Тополь шагал широко, свободно размахивал руками, безмятежно поглядывал по сторонам. Радин же думал о том, что условия, в которых работает этот человек, давно уже открыли ему путь в космос. Но сам он, как видно, не знает ни того, на что способен, ни того, что быть космонавтом — величайшая радость.

— Сколько вам лет? — спросил он.

— Старый уже, — рассмеялся Тополь. — Двадцать шесть!

— Давно пикируете?

— Третий год.

— Этот метод применяют в других местах?

— Нет. Пока нигде. Он и родился в нашем отряде.

— Автоматы не могли бы сами вести наблюдения во время пикирования?

— Нет. Пока еще слишком многое приходится делать по интуиции.

Тополь смягчил эту фразу улыбкой. «Я не хвастаюсь, — сказала улыбка. Со временем автоматы будут справляться и сами».

— Ну а выгоды?

— Простыми полетами мы получаем прогноз за пять-шесть часов до землетрясения. Нашим методом — за девять-одиннадцать. Иногда это имеет очень большое значение. Особенно если в зоне землетрясения оказываются города или гидросооружения.

«Поразительно, — подумал Радин. — За все время он не задал мне ни одного вопроса! Что это? Отсутствие элементарной любознательности?»

Деревья расступились, открывая тринадцатиэтажный дом из голубого и розового стекла, расчерченного алюминиевыми переплетами рам. На крыше дома раскинулся сад. Зеленые водопады виноградных лоз низвергались с балконов. Вечер был жаркий и душный. На балконах наверняка царила прохлада.

— Вот здесь я живу. Комнаты мои на ту сторону. Они без балкона, — Тополь протянул руку по направлению к дому.

И тотчас же, словно бы подчиняясь этому жесту, от подъезда отделилась женщина в бело-красном плаще.

Почти бегом — счастливая, смеющаяся — она подошла к ним. Радин увидел, что она так же молода, как и Тополь, и хотя слегка раскоса и скуласта («Татарка или монголка?» — подумал он), чем-то очень похожа на него: черноглаза, худощава, с отзывчиво подвижным лицом.
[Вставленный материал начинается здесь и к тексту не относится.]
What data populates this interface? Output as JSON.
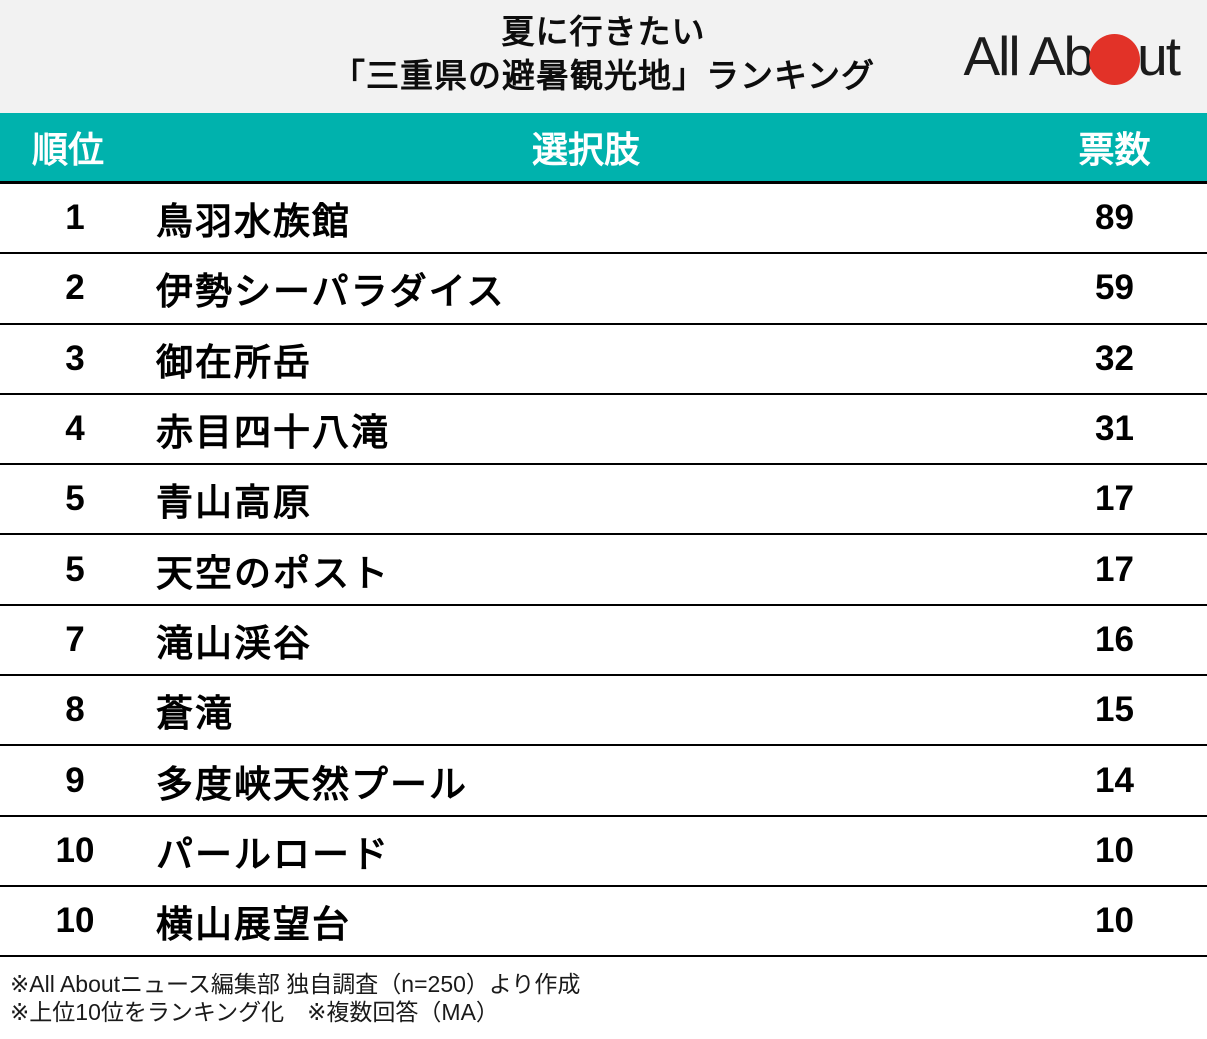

Смущенно улыбаясь, Тополь представил ее:

— Чайкен.

Радин вопросительно посмотрел на Тополя: «Жена? Невеста? Сестра?».

Тополь снял фуражку и надел на голову Чайкен.

«Жена», — решил Радин и отвел глаза: такое откровенное счастье выразило вдруг лицо Чайкен.

На лифте поднялись на десятый этаж. Тополь нажал кнопку. Дверь отодвинулась. Молодые люди пропустили Радина вперед. Он миновал крошечный коридорчик, открыл дверь и — вновь оказался на улице! Потолок и три стены комнаты, куда он вошел, были прозрачны. Верхушка дерева зеленым островом плыла на уровне пола, проектируясь на гладь моря и солнечную дорожку, уходящую к горизонту.

Комната была почти пуста: два широких твердых дивана, низкий столик, телеэкран в центре непрозрачной матово-золотистой стены, над экраном ржаво-красная осенняя веточка полярной березки с бисерными листочками. Столик был завален таблицами и ведомостями. Один из углов его занимала клавиатура встроенной в стол счетной машины.

— Садитесь, пожалуйста, — Чайкен указала Радину на диван. — Я сейчас приготовлю чай.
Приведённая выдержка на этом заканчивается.